So in reading about category theory I'm starting to see this picture that it is just a higher level of abstraction where we consider similarities between mathematical structures by way of morphisms between them. In reading the beginning of Maclane's book, he mentions one of the useful results we get from category theory is the idea of universal constructions/properties.
My question is, what's an instance where a universal property has shortened a proof significantly?
On
This was the exercise that really convinced me that universal properties are magical:
Prove that $(\Bbb Z/(2\Bbb Z)) \otimes_{\Bbb Z} 2\Bbb Z$ is not the trivial module over $\Bbb Z$.

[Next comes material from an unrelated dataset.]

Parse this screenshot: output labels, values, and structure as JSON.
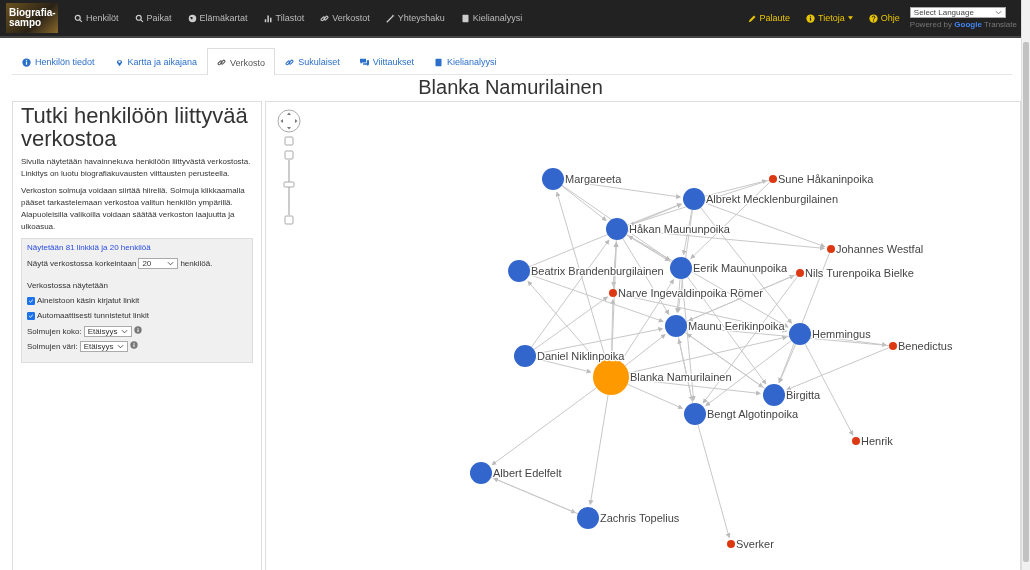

Using the usual definition of tensor products, i.e., via the equalities $$ na \otimes b = a \otimes nb\\ a \otimes (b + c) = a \otimes b + a \otimes c\\ (a + b) \otimes c = a \otimes c + b \otimes c $$ it's difficult to show that $1 \otimes 2 \neq 0 \otimes 0$.

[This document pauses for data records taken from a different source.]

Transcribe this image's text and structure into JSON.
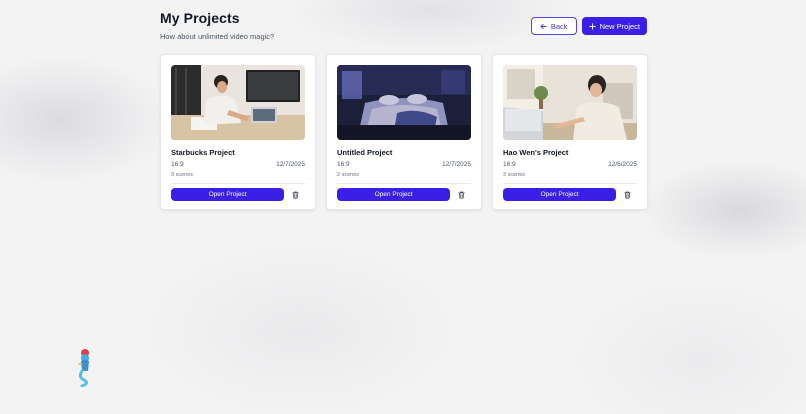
{
  "header": {
    "title": "My Projects",
    "subtitle": "How about unlimited video magic?",
    "back_label": "Back",
    "new_project_label": "New Project"
  },
  "projects": [
    {
      "name": "Starbucks Project",
      "ratio": "16:9",
      "date": "12/7/2025",
      "scenes": "3 scenes",
      "open_label": "Open Project"
    },
    {
      "name": "Untitled Project",
      "ratio": "16:9",
      "date": "12/7/2025",
      "scenes": "2 scenes",
      "open_label": "Open Project"
    },
    {
      "name": "Hao Wen's Project",
      "ratio": "16:9",
      "date": "12/6/2025",
      "scenes": "3 scenes",
      "open_label": "Open Project"
    }
  ],
  "icons": {
    "back": "arrow-left-icon",
    "new": "plus-icon",
    "delete": "trash-icon"
  },
  "colors": {
    "accent": "#3b1fe6",
    "back_border": "#4f46e5"
  }
}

However, with the universal property, it's easy to show that the two can't be equal.
(In case you haven't seen it, $\otimes$ is the tensor product of modules.)
Here is a simple example from group theory. Suppose $n \neq m$ are positive integers. A common exercise is to show that the free groups $F_n$ and $F_m$ are not isomorphic. There are lots of ways of doing this, but to my mind the cleanest way is to use their universal properties: $F_n$ is the free group on $n$ generators, or said another way, it represents the functor $G \mapsto G^n$ in the sense that
$$\text{Hom}(F_n, G) \cong G^n.$$
So if $G$ is a finite group of order $|G| \neq 1$ then there are $|G|^n$ homomorphisms $F_n \to G$ and $|G|^m$ homomorphisms $F_m \to G$ and these numbers are different.